Proses Eksekusi dan Pihak yang Terlibat

Sunoto menambahkan bahwa pelaksanaan putusan untuk mengosongkan kawasan Hotel Sultan akan menunggu permohonan eksekusi dari pemenang gugatan. Dalam kasus ini, pemenang gugatan terdiri dari:

  • Menteri Sekretaris Negara
  • PPK GBK
  • Menteri Agraria dan Tata Ruang
  • Menteri Keuangan
  • Kantor Pertanahan Jakarta Pusat

"Putusan serta-merta ini hanya dapat dijatuhkan apabila memenuhi syarat formil berupa permohonan yang tegas dalam petitum, disertai jaminan senilai objek eksekusi serta syarat materiil antara lain berdasarkan akta autentik yang tidak bisa dibantah," papar Sunoto lebih lanjut.

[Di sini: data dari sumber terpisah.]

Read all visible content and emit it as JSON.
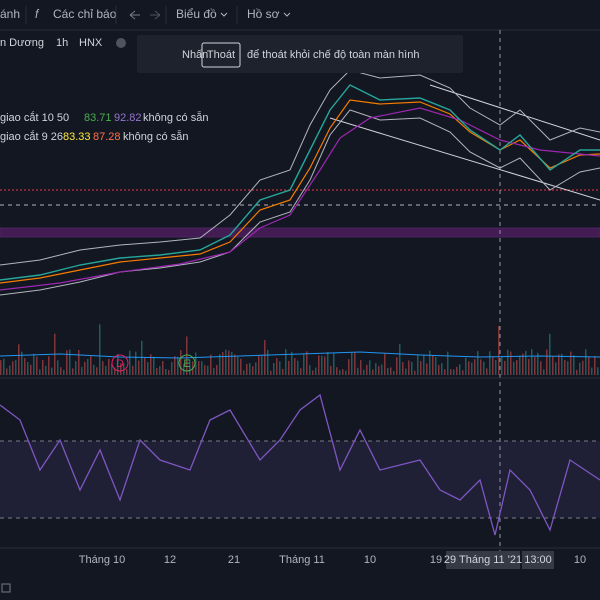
{
  "toolbar": {
    "items": [
      "ánh",
      "Các chỉ báo",
      "Biểu đồ",
      "Hồ sơ"
    ]
  },
  "symbol": {
    "name": "n Dương",
    "interval": "1h",
    "exchange": "HNX"
  },
  "banner": {
    "before": "Nhấn",
    "key": "Thoát",
    "after": "để thoát khỏi chế độ toàn màn hình"
  },
  "indicators": [
    {
      "label": "giao cắt 10 50",
      "v1": "83.71",
      "v2": "92.82",
      "status": "không có sẵn"
    },
    {
      "label": "giao cắt 9 26",
      "v1": "83.33",
      "v2": "87.28",
      "status": "không có sẵn"
    }
  ],
  "markers": [
    "D",
    "E"
  ],
  "xaxis": {
    "labels": [
      "Tháng 10",
      "12",
      "21",
      "Tháng 11",
      "10",
      "19"
    ],
    "crosshair_date": "29 Tháng 11 '21",
    "crosshair_time": "13:00",
    "last": "10"
  }
}
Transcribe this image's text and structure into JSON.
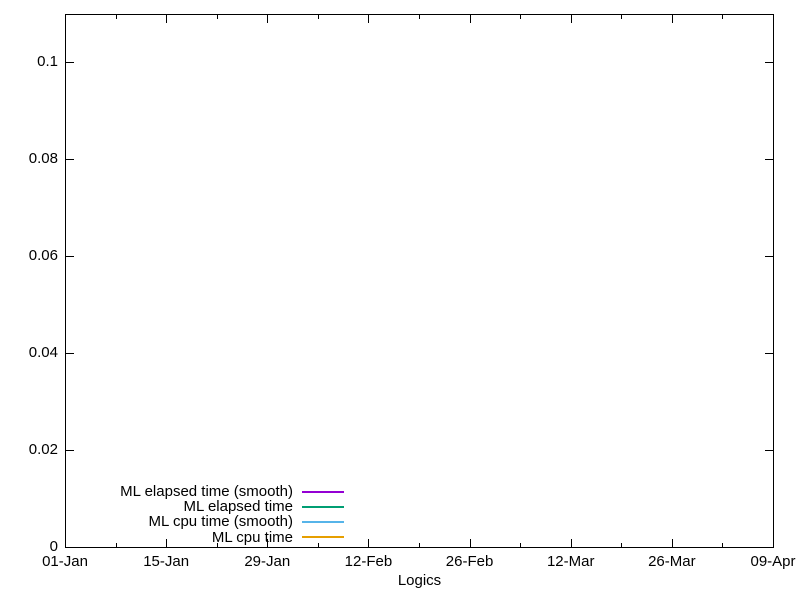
{
  "chart_data": {
    "type": "line",
    "title": "",
    "xlabel": "Logics",
    "ylabel": "",
    "x_tick_labels": [
      "01-Jan",
      "15-Jan",
      "29-Jan",
      "12-Feb",
      "26-Feb",
      "12-Mar",
      "26-Mar",
      "09-Apr"
    ],
    "x_minor_ticks_per_interval": 1,
    "y_ticks": [
      {
        "value": 0,
        "label": "0"
      },
      {
        "value": 0.02,
        "label": "0.02"
      },
      {
        "value": 0.04,
        "label": "0.04"
      },
      {
        "value": 0.06,
        "label": "0.06"
      },
      {
        "value": 0.08,
        "label": "0.08"
      },
      {
        "value": 0.1,
        "label": "0.1"
      }
    ],
    "ylim": [
      0,
      0.11
    ],
    "grid": false,
    "legend_position": "inside-bottom-left",
    "background_color": "#ffffff",
    "axis_color": "#000000",
    "text_color": "#000000",
    "series": [
      {
        "name": "ML elapsed time (smooth)",
        "color": "#9400d3",
        "values": []
      },
      {
        "name": "ML elapsed time",
        "color": "#009e73",
        "values": []
      },
      {
        "name": "ML cpu time (smooth)",
        "color": "#56b4e9",
        "values": []
      },
      {
        "name": "ML cpu time",
        "color": "#e69f00",
        "values": []
      }
    ]
  }
}
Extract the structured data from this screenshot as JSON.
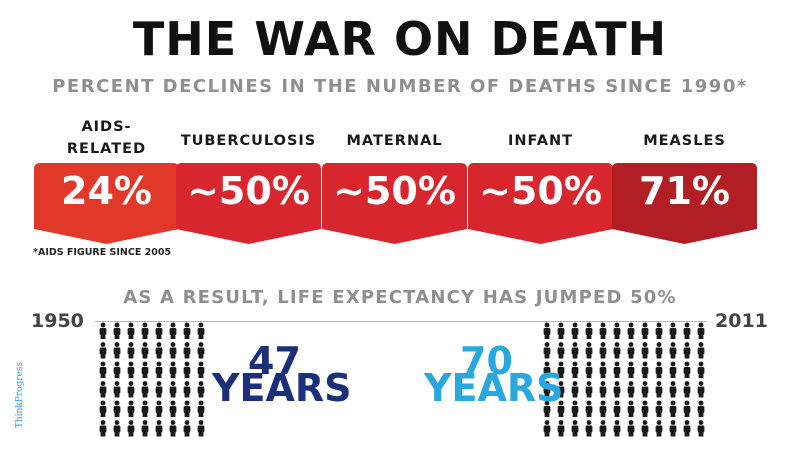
{
  "title": "THE WAR ON DEATH",
  "subtitle": "PERCENT DECLINES IN THE NUMBER OF DEATHS SINCE 1990*",
  "categories": [
    {
      "label_line1": "AIDS-",
      "label_line2": "RELATED",
      "value": "24%",
      "color": "#e0392a"
    },
    {
      "label_line1": "TUBERCULOSIS",
      "label_line2": "",
      "value": "~50%",
      "color": "#d8262f"
    },
    {
      "label_line1": "MATERNAL",
      "label_line2": "",
      "value": "~50%",
      "color": "#d8262f"
    },
    {
      "label_line1": "INFANT",
      "label_line2": "",
      "value": "~50%",
      "color": "#d8262f"
    },
    {
      "label_line1": "MEASLES",
      "label_line2": "",
      "value": "71%",
      "color": "#b11f25"
    }
  ],
  "footnote": "*AIDS FIGURE SINCE 2005",
  "result_text": "AS A RESULT, LIFE EXPECTANCY HAS JUMPED 50%",
  "year_start": "1950",
  "year_end": "2011",
  "life_1950": {
    "number": "47",
    "unit": "YEARS",
    "color": "#1b2f7a"
  },
  "life_2011": {
    "number": "70",
    "unit": "YEARS",
    "color": "#29a7df"
  },
  "people_grid_1950": {
    "rows": 6,
    "cols": 8
  },
  "people_grid_2011": {
    "rows": 6,
    "cols": 12
  },
  "credit": "ThinkProgress"
}
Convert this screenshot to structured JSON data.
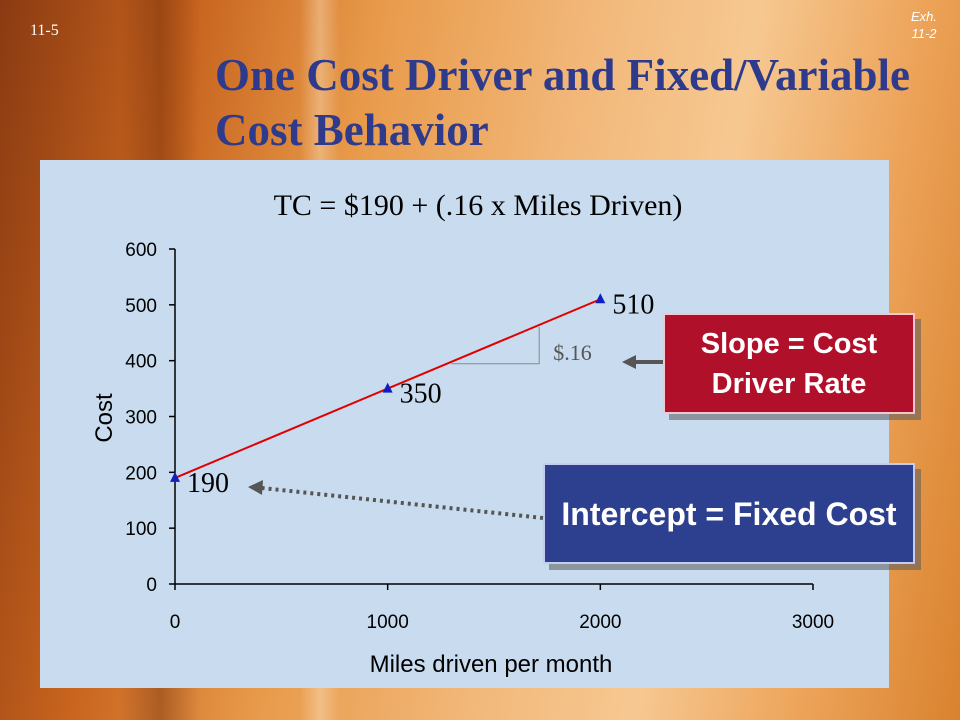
{
  "slide": {
    "number": "11-5",
    "exhibit": "Exh. 11-2",
    "title": "One Cost Driver and Fixed/Variable Cost Behavior"
  },
  "chart_data": {
    "type": "line",
    "title": "TC = $190 + (.16 x Miles Driven)",
    "xlabel": "Miles driven per month",
    "ylabel": "Cost",
    "xlim": [
      0,
      3000
    ],
    "ylim": [
      0,
      600
    ],
    "xticks": [
      0,
      1000,
      2000,
      3000
    ],
    "yticks": [
      0,
      100,
      200,
      300,
      400,
      500,
      600
    ],
    "series": [
      {
        "x": [
          0,
          1000,
          2000
        ],
        "y": [
          190,
          350,
          510
        ],
        "labels": [
          "190",
          "350",
          "510"
        ]
      }
    ],
    "annotations": {
      "slope_label": "$.16"
    },
    "colors": {
      "line": "#e00000",
      "marker": "#1020c0"
    }
  },
  "callouts": {
    "slope": "Slope = Cost Driver Rate",
    "intercept": "Intercept = Fixed Cost"
  }
}
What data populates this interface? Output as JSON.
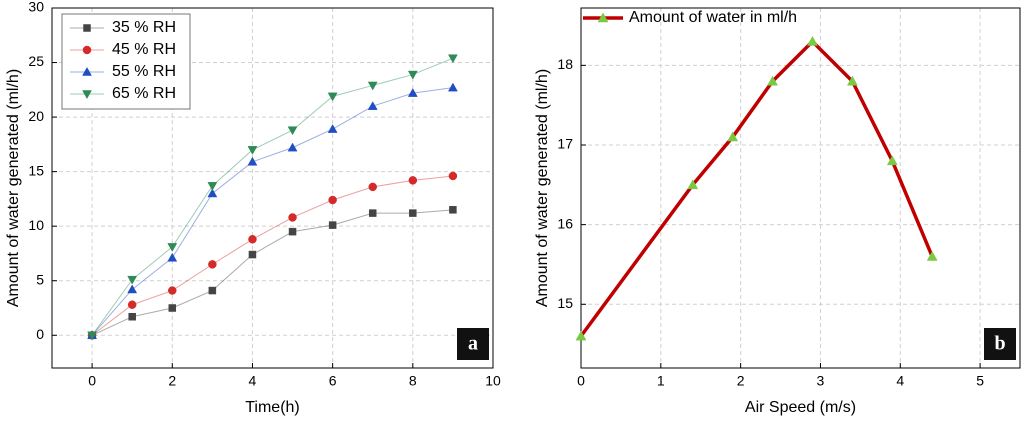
{
  "chart_data": [
    {
      "type": "line",
      "panel_label": "a",
      "x_label": "Time(h)",
      "y_label": "Amount of water generated (ml/h)",
      "x": [
        0,
        1,
        2,
        3,
        4,
        5,
        6,
        7,
        8,
        9
      ],
      "series": [
        {
          "name": "35 % RH",
          "color": "#444444",
          "marker": "square",
          "values": [
            0,
            1.7,
            2.5,
            4.1,
            7.4,
            9.5,
            10.1,
            11.2,
            11.2,
            11.5
          ]
        },
        {
          "name": "45 % RH",
          "color": "#d42a2a",
          "marker": "circle",
          "values": [
            0,
            2.8,
            4.1,
            6.5,
            8.8,
            10.8,
            12.4,
            13.6,
            14.2,
            14.6
          ]
        },
        {
          "name": "55 % RH",
          "color": "#1f4fc2",
          "marker": "triangle-up",
          "values": [
            0,
            4.2,
            7.1,
            13,
            15.9,
            17.2,
            18.9,
            21,
            22.2,
            22.7
          ]
        },
        {
          "name": "65 % RH",
          "color": "#2e8b57",
          "marker": "triangle-down",
          "values": [
            0,
            5.1,
            8.1,
            13.7,
            17,
            18.8,
            21.9,
            22.9,
            23.9,
            25.4
          ]
        }
      ],
      "xlim": [
        -1,
        10
      ],
      "xticks": [
        0,
        2,
        4,
        6,
        8,
        10
      ],
      "ylim": [
        -3,
        30
      ],
      "yticks": [
        0,
        5,
        10,
        15,
        20,
        25,
        30
      ],
      "grid": true,
      "legend": "upper left"
    },
    {
      "type": "line",
      "panel_label": "b",
      "x_label": "Air Speed (m/s)",
      "y_label": "Amount of water generated (ml/h)",
      "x": [
        0,
        1.4,
        1.9,
        2.4,
        2.9,
        3.4,
        3.9,
        4.4
      ],
      "series": [
        {
          "name": "Amount of water in ml/h",
          "color": "#c00000",
          "marker": "triangle-up",
          "marker_color": "#7ac943",
          "values": [
            14.6,
            16.5,
            17.1,
            17.8,
            18.3,
            17.8,
            16.8,
            15.6
          ]
        }
      ],
      "xlim": [
        0,
        5.5
      ],
      "xticks": [
        0,
        1,
        2,
        3,
        4,
        5
      ],
      "ylim": [
        14.2,
        18.72
      ],
      "yticks": [
        15,
        16,
        17,
        18
      ],
      "grid": true,
      "legend": "upper left"
    }
  ]
}
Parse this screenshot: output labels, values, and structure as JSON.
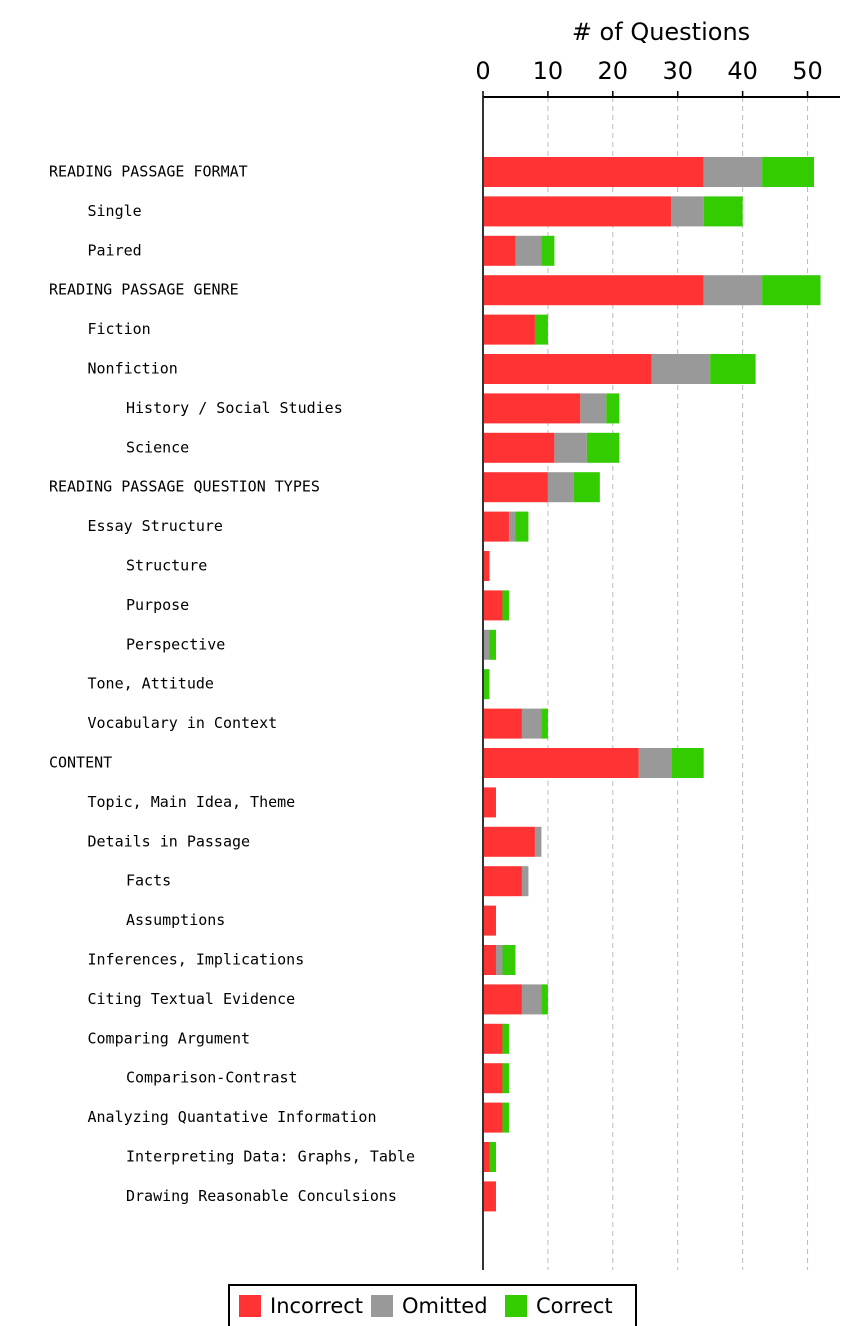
{
  "chart_data": {
    "type": "barh",
    "stacked": true,
    "xlabel": "# of Questions",
    "categories": [
      "READING PASSAGE FORMAT",
      "Single",
      "Paired",
      "READING PASSAGE GENRE",
      "Fiction",
      "Nonfiction",
      "History / Social Studies",
      "Science",
      "READING PASSAGE QUESTION TYPES",
      "Essay Structure",
      "Structure",
      "Purpose",
      "Perspective",
      "Tone, Attitude",
      "Vocabulary in Context",
      "CONTENT",
      "Topic, Main Idea, Theme",
      "Details in Passage",
      "Facts",
      "Assumptions",
      "Inferences, Implications",
      "Citing Textual Evidence",
      "Comparing Argument",
      "Comparison-Contrast",
      "Analyzing Quantative Information",
      "Interpreting Data: Graphs, Table",
      "Drawing Reasonable Conculsions"
    ],
    "series": [
      {
        "name": "Incorrect",
        "color": "#ff3333",
        "values": [
          34,
          29,
          5,
          34,
          8,
          26,
          15,
          11,
          10,
          4,
          1,
          3,
          0,
          0,
          6,
          24,
          2,
          8,
          6,
          2,
          2,
          6,
          3,
          3,
          3,
          1,
          2
        ]
      },
      {
        "name": "Omitted",
        "color": "#999999",
        "values": [
          9,
          5,
          4,
          9,
          0,
          9,
          4,
          5,
          4,
          1,
          0,
          0,
          1,
          0,
          3,
          5,
          0,
          1,
          1,
          0,
          1,
          3,
          0,
          0,
          0,
          0,
          0
        ]
      },
      {
        "name": "Correct",
        "color": "#33cc00",
        "values": [
          8,
          6,
          2,
          9,
          2,
          7,
          2,
          5,
          4,
          2,
          0,
          1,
          1,
          1,
          1,
          5,
          0,
          0,
          0,
          0,
          2,
          1,
          1,
          1,
          1,
          1,
          0
        ]
      }
    ],
    "xlim": [
      0,
      55
    ],
    "xticks": [
      0,
      10,
      20,
      30,
      40,
      50
    ],
    "grid": true,
    "legend": "bottom"
  }
}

Dampak dan Langkah Selanjutnya

Peralihan pengelolaan Hotel Sultan ke PPKGBK menandai babak baru dalam pengelolaan aset strategis negara. Langkah ini diharapkan dapat memberikan kepastian hukum dan operasional bagi hotel yang terletak di kawasan strategis Jakarta tersebut. Pemerintah juga telah membuka posko khusus untuk menangani nasib mantan karyawan dan vendor yang terdampak transisi ini.

Dengan keputusan pengadilan yang telah berkekuatan hukum tetap, proses pengalihan pengelolaan diharapkan dapat berjalan tertib dan memberikan manfaat optimal bagi pengelolaan aset negara di masa depan.